The largest theatre outside Prague came into existence as a demonstration of German supremacy over the town.
The declaration of Czechoslovakia in October 1918 brought Teplice mayor Dr. Ernst Walther into action. He ruled a town where more than 90% of the inhabitants were German and he did not identify himself with the new state at all. Two days following the official formation of the republic, he, together with virtually all of the town’s elite, espoused the idea of the independent state of Deutschböhmen.
So, the autumn of 1918 was hard in Teplice. Both the Czechs and the Germans repeatedly showed each other their determination to incorporate the town into “their” state, members of the Sokol movement in Trnovany set out on a march through the town (they later repeated these tactics). The hopes for an ethnic state or annexation into Germany collapsed on 7th December 1918 when the Czech army took control of the town. Czechs were co-opted into the municipal board but, of course, it was controlled by Germans based on elections, and Dr. Walther remained mayor.
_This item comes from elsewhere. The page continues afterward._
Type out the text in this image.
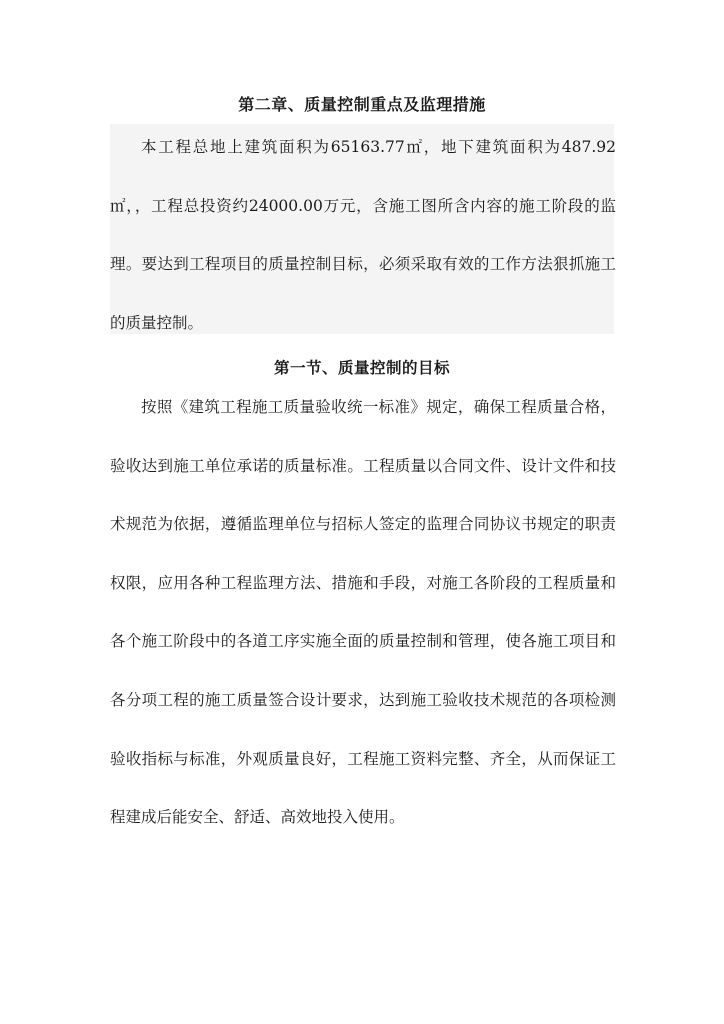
第二章、质量控制重点及监理措施

本工程总地上建筑面积为65163.77㎡，地下建筑面积为487.92㎡，，工程总投资约24000.00万元，含施工图所含内容的施工阶段的监理。要达到工程项目的质量控制目标，必须采取有效的工作方法狠抓施工的质量控制。

第一节、质量控制的目标

按照《建筑工程施工质量验收统一标准》规定，确保工程质量合格，验收达到施工单位承诺的质量标准。工程质量以合同文件、设计文件和技术规范为依据，遵循监理单位与招标人签定的监理合同协议书规定的职责权限，应用各种工程监理方法、措施和手段，对施工各阶段的工程质量和各个施工阶段中的各道工序实施全面的质量控制和管理，使各施工项目和各分项工程的施工质量签合设计要求，达到施工验收技术规范的各项检测验收指标与标准，外观质量良好，工程施工资料完整、齐全，从而保证工程建成后能安全、舒适、高效地投入使用。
At the first joint meeting, Walther made it resolutely clear that German would remain the official language in the town hall.
The municipal theatre burnt down less than one year afterwards. Walther designated the construction of a new one as a priority despite the fact that the town had no money for the construction work. Neither finances nor the actual need to build a grandiose eight-storey edifice with 185 rooms were the point; the point was to demonstrate great German culture and cultural character; sumptuous proof of which nation Teplice belongs to. The artistic programme, which featured no Czech works, corresponded to this as well. The selection of a repertoire focusing entirely on German pieces was even backed by Goebbels’s Ministry of Propaganda in the 1933 season.
In the end, the theatre cost mayor Walther his position in 1925, one year after its opening. The project cost twice the amount of money planned; specifically, instead of 14 million it came to 28 million Crowns (which is equivalent to approximately half a billion Crowns today) and Walther was removed by his own German National Party. The imposing theatre building is not only a reminder of ethnic fighting in the late 19th and early 20th centuries, but also of one obstinate mayor.